The Curonian Spit belongs to the largest accumulative phenomena in the Baltic Sea and was inscribed on the World Natural Heritage List as an international (Russian-Lithuanian) cultural property. The location of the Spit and its relief are unique indeed. A continuous line of 300 m to one km wide sand dunes, some of which are among the highest in the world (to 68 m), stretches for 70 km along the peninsula.
Due to its geographical position and northeast to southwest orientation, the Spit is a "directing line" for many migrating bird species flying from northwest Russia, Finland and the Baltic countries to countries of middle and southern Europe. Every spring and fall 10 to 20 million migratory birds pass over the Curonian Spit and a considerable number of them stop to feed and rest. Due to the high concentration of migratory birds, the Spit is a very important link in the chain of natural protected areas situated along the White Sea – Baltic flyway. Among these migratory bird populations many are rare and endangered, listed in the Red Books of Russia, Europe and worldwide.

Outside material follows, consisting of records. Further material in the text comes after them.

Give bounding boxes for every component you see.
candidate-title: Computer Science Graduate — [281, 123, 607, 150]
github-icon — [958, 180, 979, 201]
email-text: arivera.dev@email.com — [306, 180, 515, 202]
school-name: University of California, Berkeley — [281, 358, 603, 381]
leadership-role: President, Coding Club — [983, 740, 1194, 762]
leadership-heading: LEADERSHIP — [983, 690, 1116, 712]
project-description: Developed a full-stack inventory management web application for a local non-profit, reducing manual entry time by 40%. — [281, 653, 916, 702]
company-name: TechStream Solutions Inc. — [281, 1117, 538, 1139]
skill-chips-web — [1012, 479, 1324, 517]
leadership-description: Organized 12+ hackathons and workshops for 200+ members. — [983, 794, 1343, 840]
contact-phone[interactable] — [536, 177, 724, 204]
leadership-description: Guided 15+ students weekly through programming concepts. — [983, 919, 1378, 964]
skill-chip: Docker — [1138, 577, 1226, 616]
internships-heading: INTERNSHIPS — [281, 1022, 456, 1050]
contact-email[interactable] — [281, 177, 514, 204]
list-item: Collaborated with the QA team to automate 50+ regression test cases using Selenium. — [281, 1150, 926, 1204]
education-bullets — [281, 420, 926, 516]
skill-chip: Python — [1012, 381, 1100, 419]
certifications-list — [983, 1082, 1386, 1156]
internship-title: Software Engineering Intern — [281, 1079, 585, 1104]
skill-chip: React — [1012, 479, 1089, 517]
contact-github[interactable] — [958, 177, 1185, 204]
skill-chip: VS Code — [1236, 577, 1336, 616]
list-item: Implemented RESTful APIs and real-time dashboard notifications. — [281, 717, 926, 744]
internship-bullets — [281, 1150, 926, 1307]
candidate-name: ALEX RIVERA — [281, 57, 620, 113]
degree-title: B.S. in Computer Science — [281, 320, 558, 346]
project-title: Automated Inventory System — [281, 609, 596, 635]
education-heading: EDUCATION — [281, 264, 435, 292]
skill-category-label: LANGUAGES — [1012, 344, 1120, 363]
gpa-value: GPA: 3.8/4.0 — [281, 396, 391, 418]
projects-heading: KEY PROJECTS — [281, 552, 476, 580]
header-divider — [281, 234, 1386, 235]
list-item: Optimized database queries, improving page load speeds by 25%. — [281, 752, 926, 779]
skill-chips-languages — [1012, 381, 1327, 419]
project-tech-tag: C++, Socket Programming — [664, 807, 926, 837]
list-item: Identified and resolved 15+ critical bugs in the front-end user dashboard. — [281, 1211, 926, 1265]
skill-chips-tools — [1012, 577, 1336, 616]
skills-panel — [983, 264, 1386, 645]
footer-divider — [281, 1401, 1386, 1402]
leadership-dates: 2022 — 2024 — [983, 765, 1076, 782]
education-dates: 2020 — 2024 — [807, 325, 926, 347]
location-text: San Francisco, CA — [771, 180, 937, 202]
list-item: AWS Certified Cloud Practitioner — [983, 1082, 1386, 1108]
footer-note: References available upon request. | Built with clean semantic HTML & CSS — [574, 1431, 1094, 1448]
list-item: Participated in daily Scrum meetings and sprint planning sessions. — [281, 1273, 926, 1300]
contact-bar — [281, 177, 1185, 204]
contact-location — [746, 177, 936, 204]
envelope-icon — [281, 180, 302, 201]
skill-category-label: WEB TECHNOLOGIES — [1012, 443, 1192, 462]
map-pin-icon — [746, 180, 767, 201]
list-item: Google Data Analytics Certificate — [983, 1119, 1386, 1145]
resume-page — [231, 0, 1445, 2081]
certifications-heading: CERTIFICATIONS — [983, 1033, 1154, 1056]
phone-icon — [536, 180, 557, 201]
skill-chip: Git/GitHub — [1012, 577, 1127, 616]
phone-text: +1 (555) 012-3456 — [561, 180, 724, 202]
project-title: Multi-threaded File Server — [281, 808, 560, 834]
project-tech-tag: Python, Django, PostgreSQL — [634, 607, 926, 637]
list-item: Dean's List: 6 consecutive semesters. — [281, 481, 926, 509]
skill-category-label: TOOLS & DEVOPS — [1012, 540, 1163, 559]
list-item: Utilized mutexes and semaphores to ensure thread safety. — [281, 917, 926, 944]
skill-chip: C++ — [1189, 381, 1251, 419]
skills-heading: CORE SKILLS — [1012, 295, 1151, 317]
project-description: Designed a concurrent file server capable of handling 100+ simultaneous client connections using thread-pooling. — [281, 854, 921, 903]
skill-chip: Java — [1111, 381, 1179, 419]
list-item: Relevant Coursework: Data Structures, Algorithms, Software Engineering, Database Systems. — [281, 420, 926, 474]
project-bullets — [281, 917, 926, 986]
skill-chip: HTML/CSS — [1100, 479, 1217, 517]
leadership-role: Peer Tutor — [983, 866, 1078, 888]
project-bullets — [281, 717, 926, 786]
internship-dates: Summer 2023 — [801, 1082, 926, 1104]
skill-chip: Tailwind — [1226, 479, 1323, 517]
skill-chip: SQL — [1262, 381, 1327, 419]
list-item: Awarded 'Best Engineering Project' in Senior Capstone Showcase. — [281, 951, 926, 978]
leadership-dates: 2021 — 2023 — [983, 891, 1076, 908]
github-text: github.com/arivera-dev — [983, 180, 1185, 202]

The Curonian Spit landscapes were not created purely though natural processes but comes also from human activity, and it stands today as an example of harmonious interaction between nature and human beings. The tribe of Kursiai, which inhabited the Curonian Spit for a long time in the past, has disappeared, but its ethnographic heritage is still visible. Remains of fishing villages buried under sand dunes in the 18th – 19th century can be found here.
The Spit is rich in cultural heritage. Protective engineering structures, unique in scale, are important from the standpoint of history, science and art. Fishing settlements, archaeological sites and religious architectural structures are perfectly integrated into the landscape.
The Curonian Spit is a wonderful natural phenomenon hardly comparable in its beauty and scenery to any other site in the Baltic region. The diverse and strongly differentiated dune relief of the Curonian Spit combined with the green of the forests, bright whiteness of sandy beaches and unlimited blue of the Baltic Sea, represent important aesthetic values.